Dendronized fluorosurfactant for highly stable water-in-fluorinated oil emulsions with minimal inter-droplet transfer of small molecules

Fluorosurfactant-stabilized microfluidic droplets are widely used as pico- to nanoliter volume reactors in chemistry and biology. However, current surfactants cannot completely prevent inter-droplet transfer of small organic molecules encapsulated or produced inside the droplets. In addition, the microdroplets typically coalesce at temperatures higher than 80 °C. Therefore, the use of droplet-based platforms for ultrahigh-throughput combination drug screening and polymerase chain reaction (PCR)-based rare mutation detection has been limited.
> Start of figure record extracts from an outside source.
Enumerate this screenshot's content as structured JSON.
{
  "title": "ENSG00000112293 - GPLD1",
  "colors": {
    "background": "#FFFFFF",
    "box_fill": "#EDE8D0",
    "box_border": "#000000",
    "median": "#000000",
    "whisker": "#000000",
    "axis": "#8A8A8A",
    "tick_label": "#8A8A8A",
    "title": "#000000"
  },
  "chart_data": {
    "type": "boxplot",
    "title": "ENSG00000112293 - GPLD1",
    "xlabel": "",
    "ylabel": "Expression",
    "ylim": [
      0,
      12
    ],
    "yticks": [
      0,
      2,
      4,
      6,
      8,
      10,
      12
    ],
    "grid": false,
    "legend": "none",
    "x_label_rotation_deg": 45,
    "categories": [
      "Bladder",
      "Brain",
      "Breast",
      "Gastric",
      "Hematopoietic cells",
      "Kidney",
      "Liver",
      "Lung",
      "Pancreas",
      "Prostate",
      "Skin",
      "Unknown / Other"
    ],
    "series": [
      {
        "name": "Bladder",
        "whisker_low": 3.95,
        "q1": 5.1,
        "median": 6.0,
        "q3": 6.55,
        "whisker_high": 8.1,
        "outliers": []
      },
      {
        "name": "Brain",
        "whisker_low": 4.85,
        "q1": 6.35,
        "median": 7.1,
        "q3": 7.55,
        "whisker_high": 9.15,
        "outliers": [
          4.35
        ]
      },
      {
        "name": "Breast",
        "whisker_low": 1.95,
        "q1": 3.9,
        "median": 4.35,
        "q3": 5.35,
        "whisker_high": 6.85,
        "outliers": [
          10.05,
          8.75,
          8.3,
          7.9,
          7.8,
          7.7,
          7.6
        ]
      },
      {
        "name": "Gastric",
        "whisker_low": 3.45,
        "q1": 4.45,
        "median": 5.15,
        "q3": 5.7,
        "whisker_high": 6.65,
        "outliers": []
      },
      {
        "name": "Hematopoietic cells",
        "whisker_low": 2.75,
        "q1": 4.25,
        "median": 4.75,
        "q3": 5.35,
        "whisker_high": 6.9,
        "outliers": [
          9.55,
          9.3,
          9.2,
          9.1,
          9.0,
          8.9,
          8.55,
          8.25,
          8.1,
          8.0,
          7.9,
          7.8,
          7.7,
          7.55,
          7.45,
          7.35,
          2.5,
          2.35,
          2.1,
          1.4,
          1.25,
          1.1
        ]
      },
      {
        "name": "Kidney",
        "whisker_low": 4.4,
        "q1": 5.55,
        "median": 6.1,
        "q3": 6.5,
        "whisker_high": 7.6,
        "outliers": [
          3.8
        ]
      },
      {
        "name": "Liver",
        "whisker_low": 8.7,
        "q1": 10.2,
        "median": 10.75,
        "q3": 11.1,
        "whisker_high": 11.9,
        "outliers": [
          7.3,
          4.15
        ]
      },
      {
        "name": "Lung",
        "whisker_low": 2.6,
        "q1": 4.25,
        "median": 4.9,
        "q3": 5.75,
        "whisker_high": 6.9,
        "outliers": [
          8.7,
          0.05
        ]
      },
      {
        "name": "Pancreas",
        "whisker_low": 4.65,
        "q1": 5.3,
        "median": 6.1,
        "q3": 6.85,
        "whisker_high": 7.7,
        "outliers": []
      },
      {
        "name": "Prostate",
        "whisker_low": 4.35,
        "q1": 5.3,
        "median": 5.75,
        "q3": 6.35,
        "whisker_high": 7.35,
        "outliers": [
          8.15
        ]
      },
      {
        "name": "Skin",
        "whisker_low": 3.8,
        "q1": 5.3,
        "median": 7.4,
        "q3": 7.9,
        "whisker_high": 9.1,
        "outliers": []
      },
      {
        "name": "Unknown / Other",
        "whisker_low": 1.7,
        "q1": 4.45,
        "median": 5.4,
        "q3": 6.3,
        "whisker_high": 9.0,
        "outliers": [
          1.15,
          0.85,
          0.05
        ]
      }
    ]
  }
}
Here, we provide insights into designing surfactants that form robust microdroplets with improved stability and resistance to inter-droplet transfer. We used a panel of dendritic oligo-glycerol-based surfactants to demonstrate that a high degree of inter- and intramolecular hydrogen bonding, as well as the dendritic architecture, contribute to high droplet stability in PCR thermal cycling and minimize inter-droplet transfer of the water-soluble fluorescent dye sodium fluorescein salt and the drug doxycycline. Microdroplets are used as chemical and biological reactors; however, stability and inter-droplet transfer are major issues. Here, the authors report on the development of dendritic glycerol-based surfactants for the creation of stable microdroplets and demonstrate application for PCR, minimal emulsion, and cell encapsulation.